There is a huge overlap in skill between all forms of art, that people call fundamentals. Perspective, lights, composition, anatomy, gesture, colour theory, etc.
Most of these you can effectively train with pencil and paper, which will have a direct impact on the overall quality of pixel art you are making, or any other art medium.
Someone can throw you a stick and some shit, and you'll still be able to make beautiful art with it, if your fundamentals are well practiced.
For this reason, there is a catchy phrase going: "Tools don't matter". But what it really means to say is "The most important art skills carry over".
Because at some point you will have to answer another important question. Why implementing your vision in this form of art, not the other?
Why pencil? why painting? why pixels? why sculpting? Why modeling? What exactly do each of these add to the basic idea of the vision?
It is the point you will dive into the creative technicalities of a specific art form, that justify your art choice.
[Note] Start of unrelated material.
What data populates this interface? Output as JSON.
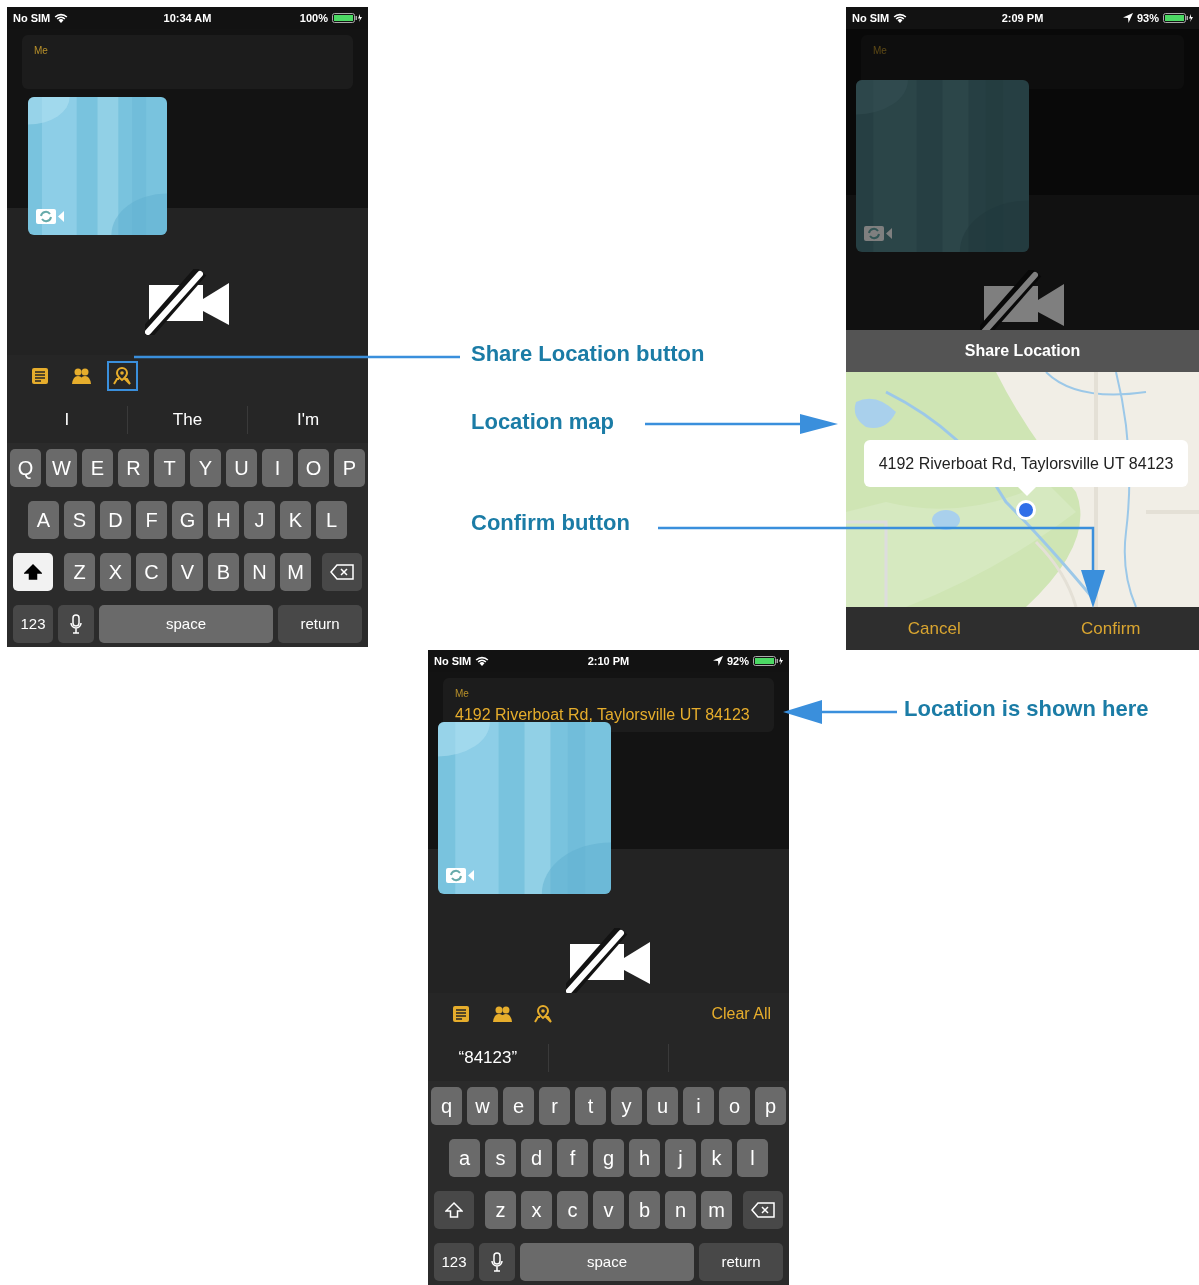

That means your fundamental art skills are expressed in a unique way with the choice of your art form.
On one hand this means, if you got no art fundamentals, what is there to express in pixel art?
On the other it means, if you have no creative ambition with what makes pixel art technically interesting, you make pixel art weak.
Having said that, I like the suggestions given earlier, that you should use the opportunity of having to travel outside for classic observation studies on the real world with quick pencil sketches.